Kommissionschef möchte EU-Ländern mehr Zeit zum Schuldenabbau geben. Westerwelle protestiert

Brüssel. In der Europäischen Union ist eine Debatte über den richtigen Weg aus der Krise entbrannt. Bundesaußenminister Guido Westerwelle (FDP) warnte am Dienstag in Brüssel vor einem Rückfall "in die alte Politik des Schuldenmachens". Westerwelle reagierte damit auf Äußerungen von EU-Kommissionschef José Manuel Barroso, der die Sparpolitik aufgrund fehlender gesellschaftlicher und politischer Unterstützung an "ihre Grenzen" stoßen sieht. Der Kommissionschef betonte zwar, dass "auf Schulden fußendes Wachstum nicht nachhaltig ist", fügte aber auch hinzu: "Damit eine Politik erfolgreich ist, muss sie nicht nur richtig gestaltet sein. Sie muss auch ein Minimum an politischer und gesellschaftlicher Unterstützung haben."

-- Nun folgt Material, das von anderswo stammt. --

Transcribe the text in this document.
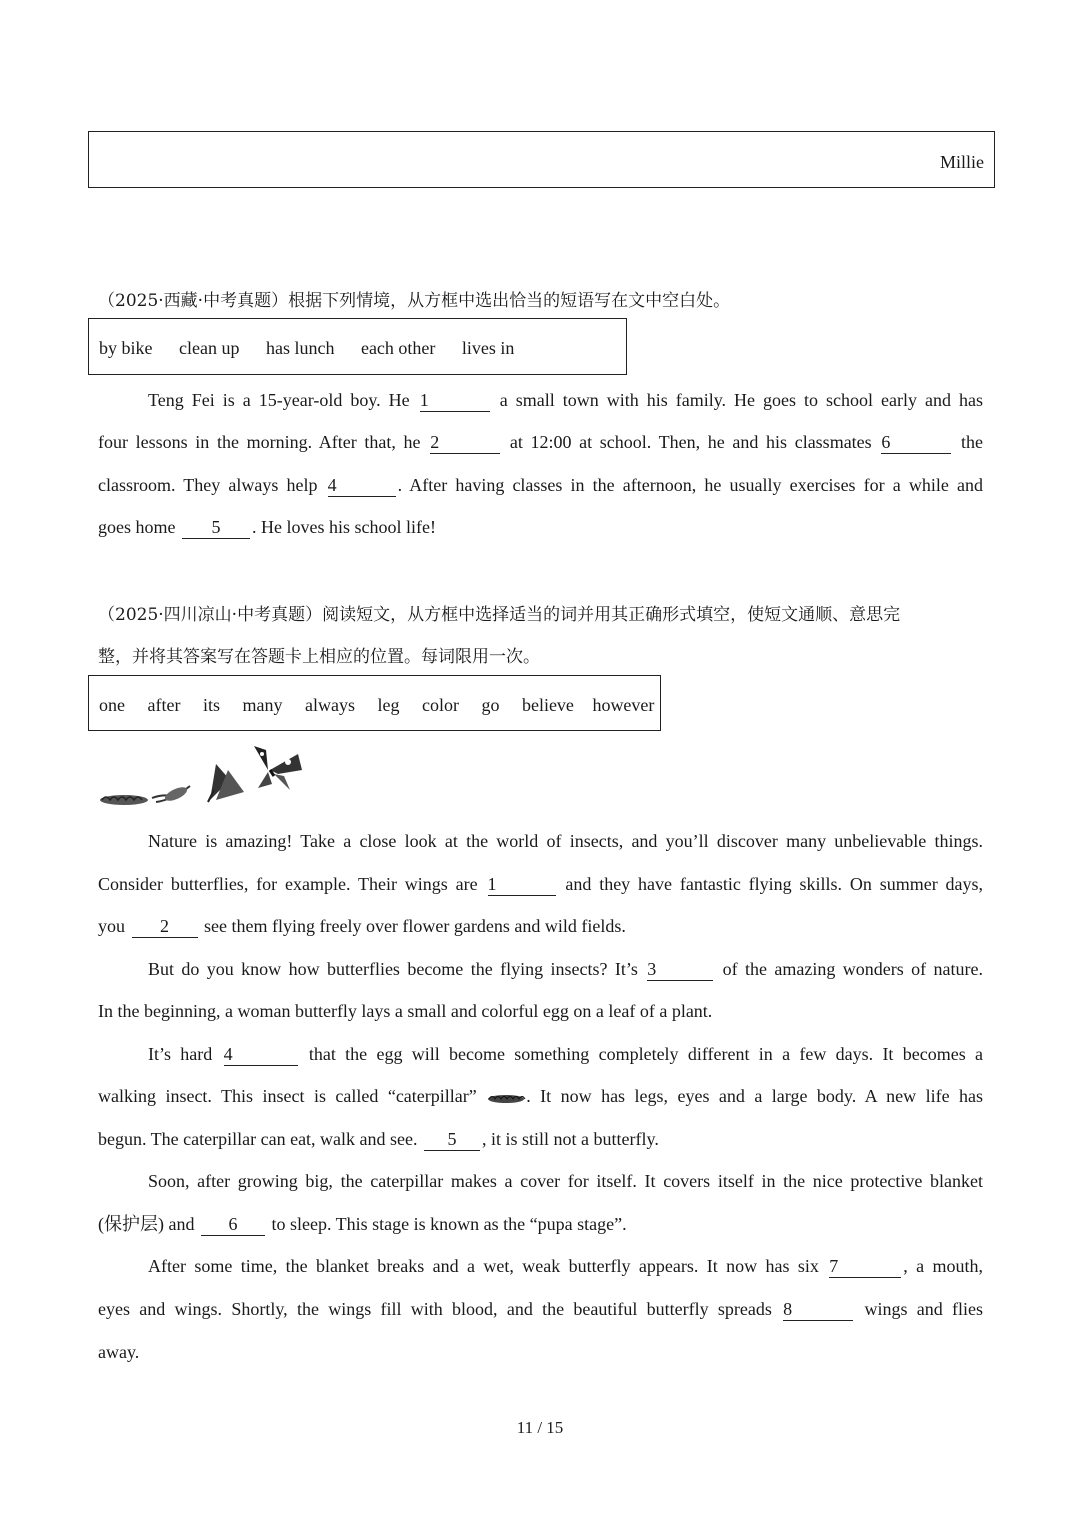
Millie
（2025·西藏·中考真题）根据下列情境，从方框中选出恰当的短语写在文中空白处。
by bike clean up has lunch each other lives in
Teng Fei is a 15-year-old boy. He 1	a small town with his family. He goes to school early and has
four lessons in the morning. After that, he 2	at 12:00 at school. Then, he and his classmates 6	the
classroom. They always help 4	. After having classes in the afternoon, he usually exercises for a while and
goes home 5 . He loves his school life!
（2025·四川凉山·中考真题）阅读短文，从方框中选择适当的词并用其正确形式填空，使短文通顺、意思完
整，并将其答案写在答题卡上相应的位置。每词限用一次。
one after its many always leg color go believe however
Nature is amazing! Take a close look at the world of insects, and you’ll discover many unbelievable things.
Consider butterflies, for example. Their wings are 1	and they have fantastic flying skills. On summer days,
you 2 see them flying freely over flower gardens and wild fields.
But do you know how butterflies become the flying insects? It’s 3	of the amazing wonders of nature.
In the beginning, a woman butterfly lays a small and colorful egg on a leaf of a plant.
It’s hard 4	that the egg will become something completely different in a few days. It becomes a
walking insect. This insect is called “caterpillar”	. It now has legs, eyes and a large body. A new life has
begun. The caterpillar can eat, walk and see. 5 , it is still not a butterfly.
Soon, after growing big, the caterpillar makes a cover for itself. It covers itself in the nice protective blanket
(保护层) and 6 to sleep. This stage is known as the “pupa stage”.
After some time, the blanket breaks and a wet, weak butterfly appears. It now has six 7	, a mouth,
eyes and wings. Shortly, the wings fill with blood, and the beautiful butterfly spreads 8	wings and flies
away.
11 / 15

In der EU war angesichts von Rekordarbeitslosigkeit besonders unter jungen Menschen und schlechten Wirtschaftszahlen zuletzt die Kritik an der Sparpolitik lauter geworden. Sie gilt als ein Grund, dass der die EU-Sparempfehlungen befolgende italienische Regierungschef Mario Monti abgewählt wurde und die EU-Kritiker so viele Stimmen bekamen,.

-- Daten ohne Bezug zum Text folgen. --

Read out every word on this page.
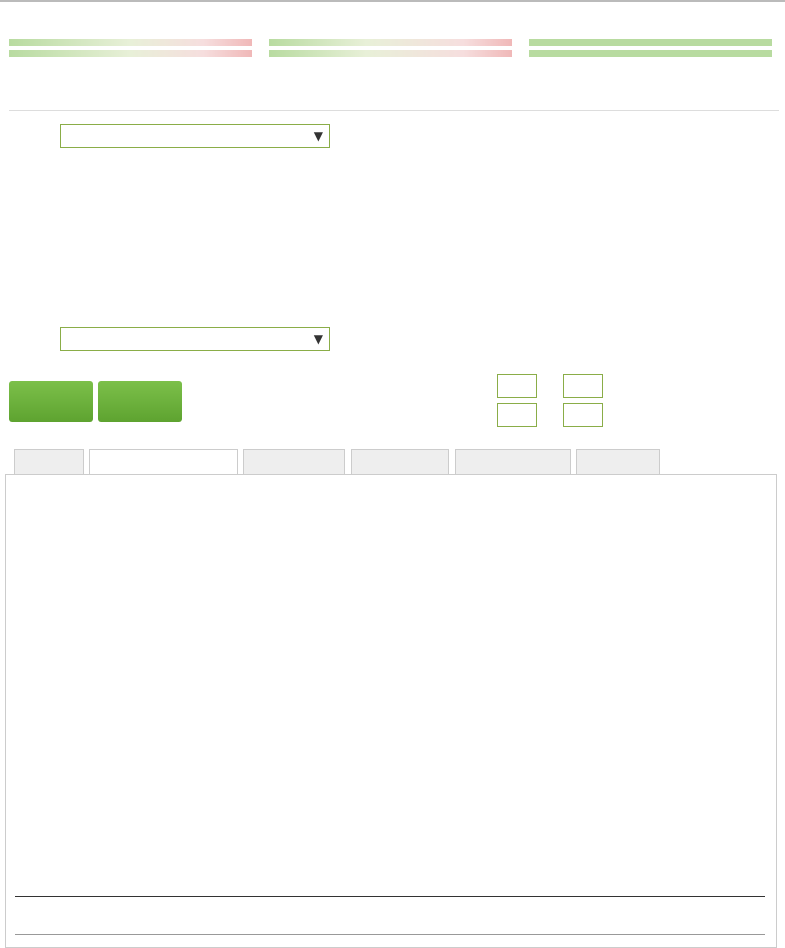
▼
▼
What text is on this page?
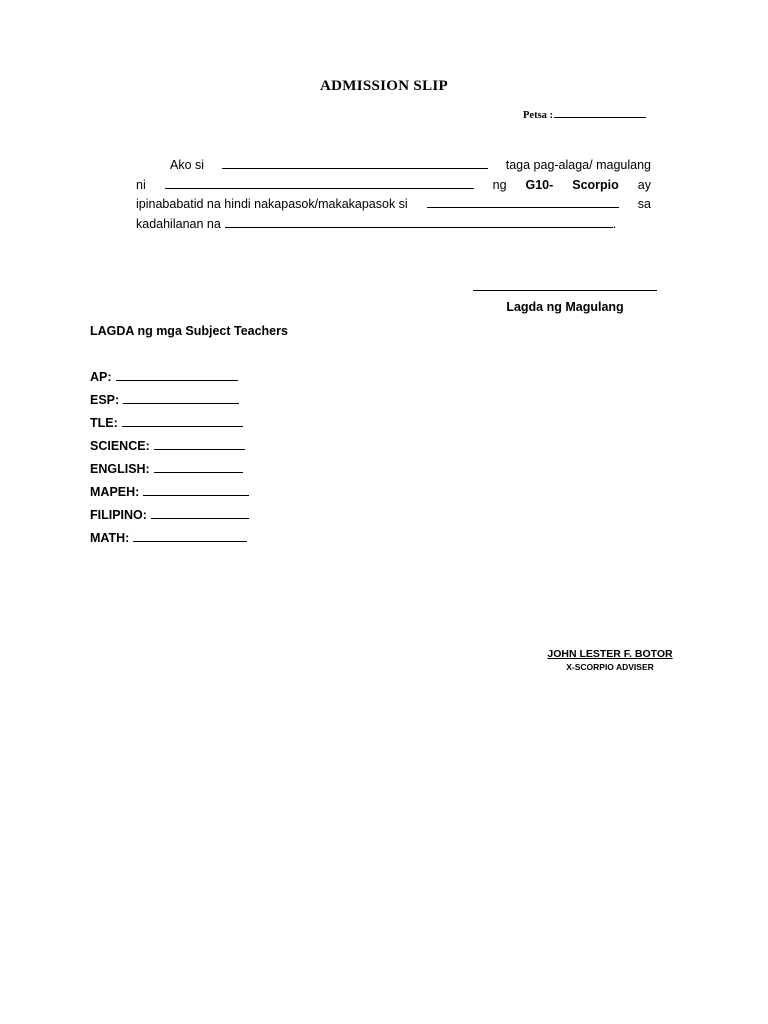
ADMISSION SLIP
Petsa :
Ako si	taga pag-alaga/ magulang
ni	ng G10- Scorpio ay
ipinababatid na hindi nakapasok/makakapasok si	sa
kadahilanan na	.
Lagda ng Magulang
LAGDA ng mga Subject Teachers
AP:
ESP:
TLE:
SCIENCE:
ENGLISH:
MAPEH:
FILIPINO:
MATH:
JOHN LESTER F. BOTOR
X-SCORPIO ADVISER
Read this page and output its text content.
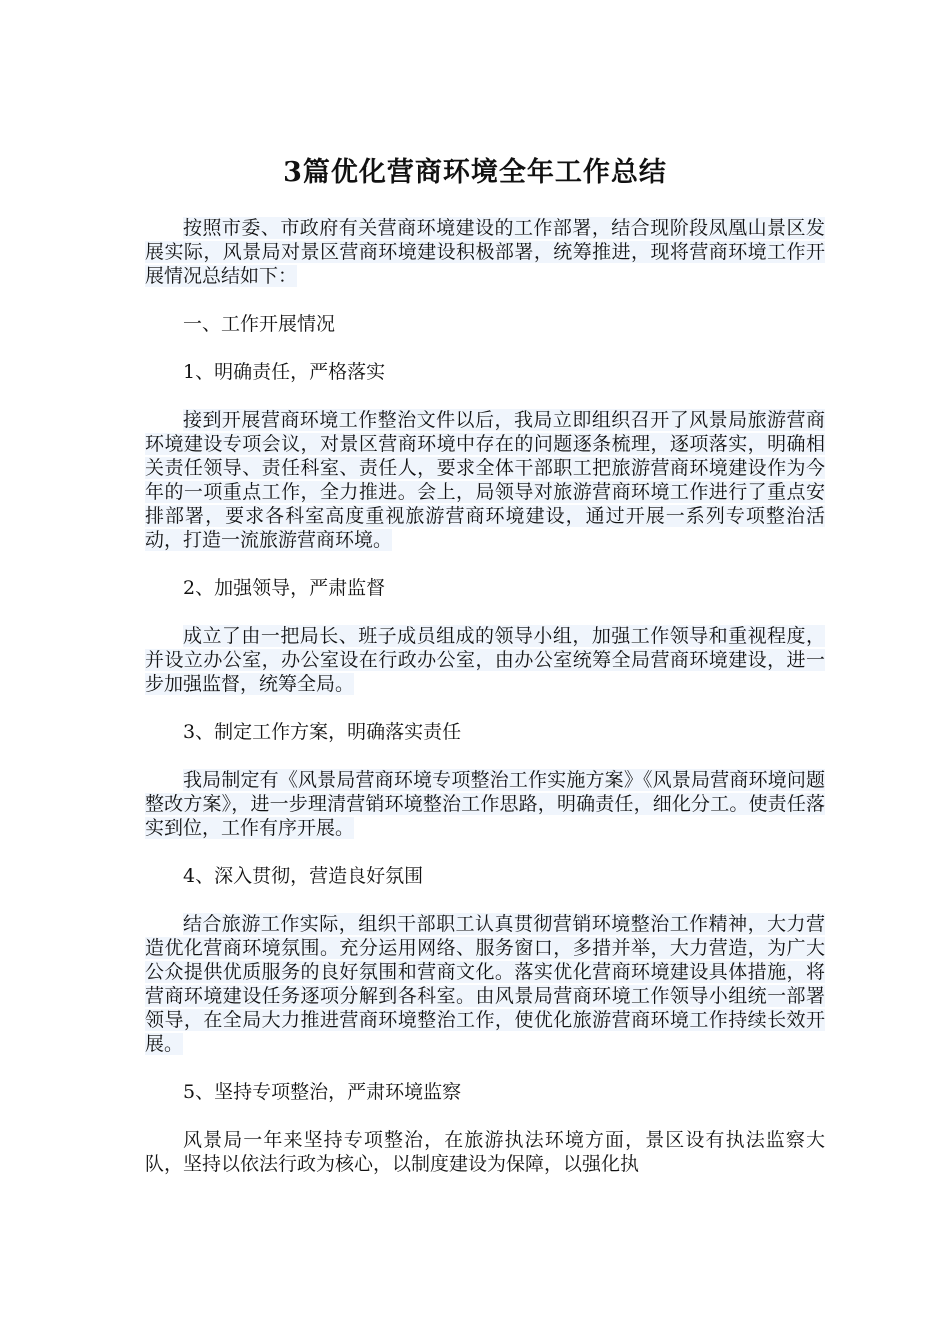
3篇优化营商环境全年工作总结

按照市委、市政府有关营商环境建设的工作部署，结合现阶段凤凰山景区发展实际，风景局对景区营商环境建设积极部署，统筹推进，现将营商环境工作开展情况总结如下：

一、工作开展情况

1、明确责任，严格落实

接到开展营商环境工作整治文件以后，我局立即组织召开了风景局旅游营商环境建设专项会议，对景区营商环境中存在的问题逐条梳理，逐项落实，明确相关责任领导、责任科室、责任人，要求全体干部职工把旅游营商环境建设作为今年的一项重点工作，全力推进。会上，局领导对旅游营商环境工作进行了重点安排部署，要求各科室高度重视旅游营商环境建设，通过开展一系列专项整治活动，打造一流旅游营商环境。

2、加强领导，严肃监督

成立了由一把局长、班子成员组成的领导小组，加强工作领导和重视程度，并设立办公室，办公室设在行政办公室，由办公室统筹全局营商环境建设，进一步加强监督，统筹全局。

3、制定工作方案，明确落实责任

我局制定有《风景局营商环境专项整治工作实施方案》《风景局营商环境问题整改方案》，进一步理清营销环境整治工作思路，明确责任，细化分工。使责任落实到位，工作有序开展。

4、深入贯彻，营造良好氛围

结合旅游工作实际，组织干部职工认真贯彻营销环境整治工作精神，大力营造优化营商环境氛围。充分运用网络、服务窗口，多措并举，大力营造，为广大公众提供优质服务的良好氛围和营商文化。落实优化营商环境建设具体措施，将营商环境建设任务逐项分解到各科室。由风景局营商环境工作领导小组统一部署领导，在全局大力推进营商环境整治工作，使优化旅游营商环境工作持续长效开展。

5、坚持专项整治，严肃环境监察

风景局一年来坚持专项整治，在旅游执法环境方面，景区设有执法监察大队，坚持以依法行政为核心，以制度建设为保障，以强化执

Die Krise dauere schon zu lange an, beschrieb EU-Ratspräsident Herman Van Rompuy die Gründe für die Debatte "Sparpolitik gegen Wachstum". Besonders junge Menschen hätten das Gefühl, dass ihr Leben nicht vorangehe: "Die Geduld geht verständlicherweise verloren und ein neues Gefühl der Dringlichkeit ist entstanden." Deswegen seien neben Reformen "mehr unverzügliche Maßnahmen notwendig, um das Entstehen von Arbeitsplätzen und wirtschaftliche Aktivität zu unterstützen".

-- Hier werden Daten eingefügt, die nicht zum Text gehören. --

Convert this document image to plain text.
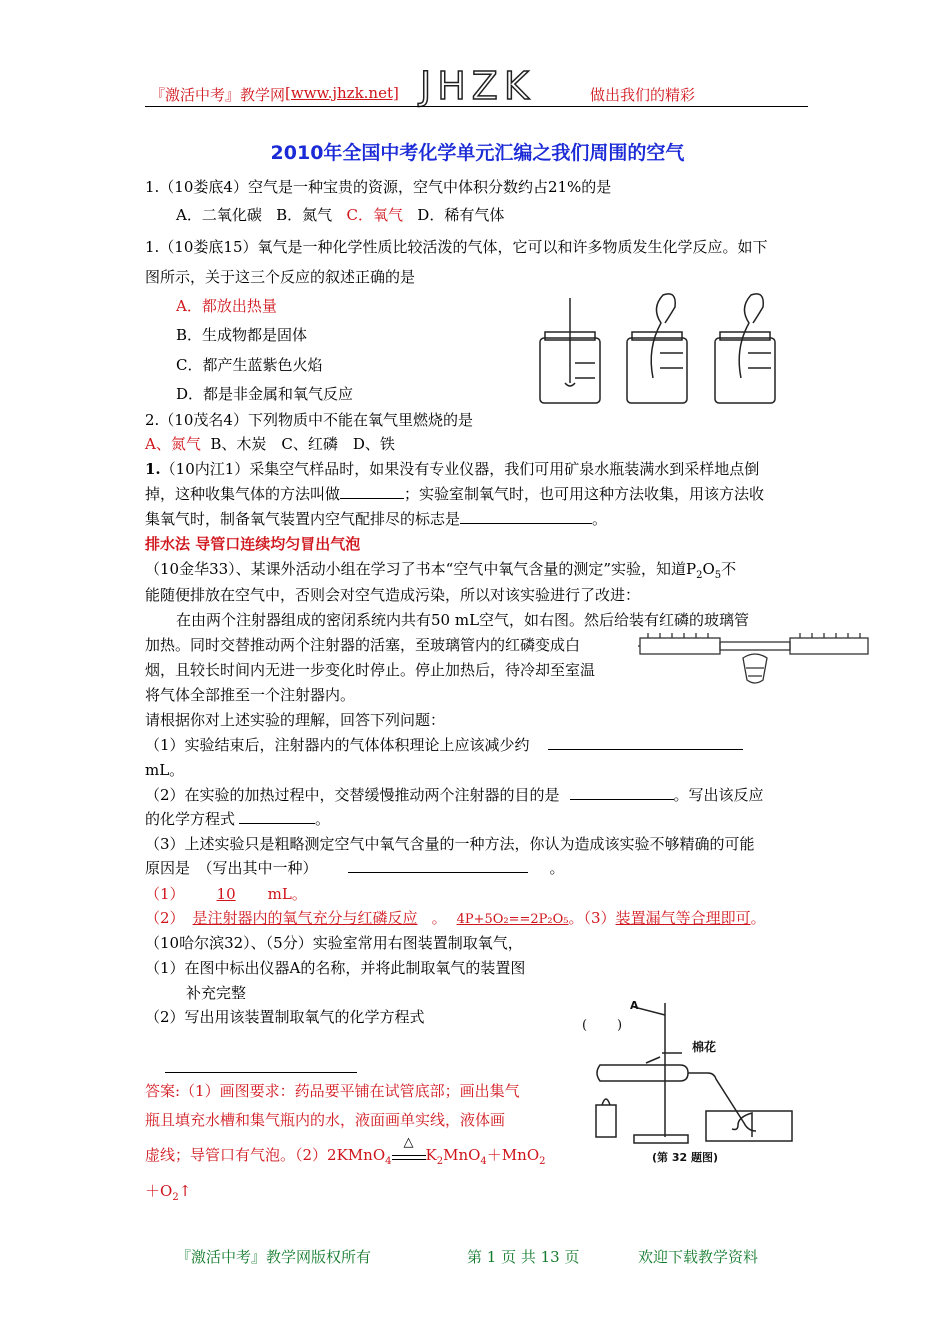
『激活中考』教学网 [www.jhzk.net] JHZK	做出我们的精彩
2010年全国中考化学单元汇编之我们周围的空气
1.（10娄底4）空气是一种宝贵的资源，空气中体积分数约占21%的是
A．二氧化碳 B．氮气 C．氧气 D．稀有气体
1.（10娄底15）氧气是一种化学性质比较活泼的气体，它可以和许多物质发生化学反应。如下
图所示，关于这三个反应的叙述正确的是
A．都放出热量
B．生成物都是固体
C．都产生蓝紫色火焰
D．都是非金属和氧气反应
2.（10茂名4）下列物质中不能在氧气里燃烧的是
A、氮气 B、木炭　C、红磷　D、铁
1.（10内江1）采集空气样品时，如果没有专业仪器，我们可用矿泉水瓶装满水到采样地点倒
掉，这种收集气体的方法叫做	；实验室制氧气时，也可用这种方法收集，用该方法收
集氧气时，制备氧气装置内空气配排尽的标志是	。
排水法 导管口连续均匀冒出气泡
（10金华33）、某课外活动小组在学习了书本“空气中氧气含量的测定”实验，知道$P_2O_5$不
能随便排放在空气中，否则会对空气造成污染，所以对该实验进行了改进：
在由两个注射器组成的密闭系统内共有50 mL空气，如右图。然后给装有红磷的玻璃管
加热。同时交替推动两个注射器的活塞，至玻璃管内的红磷变成白
烟，且较长时间内无进一步变化时停止。停止加热后，待冷却至室温
将气体全部推至一个注射器内。
请根据你对上述实验的理解，回答下列问题：
（1）实验结束后，注射器内的气体体积理论上应该减少约
mL。
（2）在实验的加热过程中，交替缓慢推动两个注射器的目的是	。写出该反应
的化学方程式	。
（3）上述实验只是粗略测定空气中氧气含量的一种方法，你认为造成该实验不够精确的可能
原因是　（写出其中一种）	。
（1） 10 mL。
（2） 是注射器内的氧气充分与红磷反应 。 4P+5O₂==2P₂O₅。（3）装置漏气等合理即可。
（10哈尔滨32）、（5分）实验室常用右图装置制取氧气，
（1）在图中标出仪器A的名称，并将此制取氧气的装置图
补充完整
（2）写出用该装置制取氧气的化学方程式
答案:（1）画图要求：药品要平铺在试管底部；画出集气
瓶且填充水槽和集气瓶内的水，液面画单实线，液体画
虚线；导管口有气泡。（2）2KMnO$_4$
△
$K_2MnO_4+MnO_2$
$+O_2↑$
( )
A
棉花
(第 32 题图)
『激活中考』教学网版权所有	第 1 页 共 13 页	欢迎下载教学资料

"Wir sind der Überzeugung, wenn wir die Politik der Haushaltskonsolidierung aufgeben würden, wenn wir zurückfallen würden in die alte Politik des Schuldenmachens, dann zementieren wir Massenarbeitslosigkeit auf viele Jahre in Europa", sagte Westerwelle. Wachstum könne nicht durch neue Schulden gekauft werden, "sondern Wachstum und Konsolidierungspolitik sind zwei Seiten derselben Medaille". Barroso hat dagegen schon mehrfach angedeutet, dass er bereit ist, einer Reihe von Ländern mehr Zeit zum Defizitabbau einzuräumen.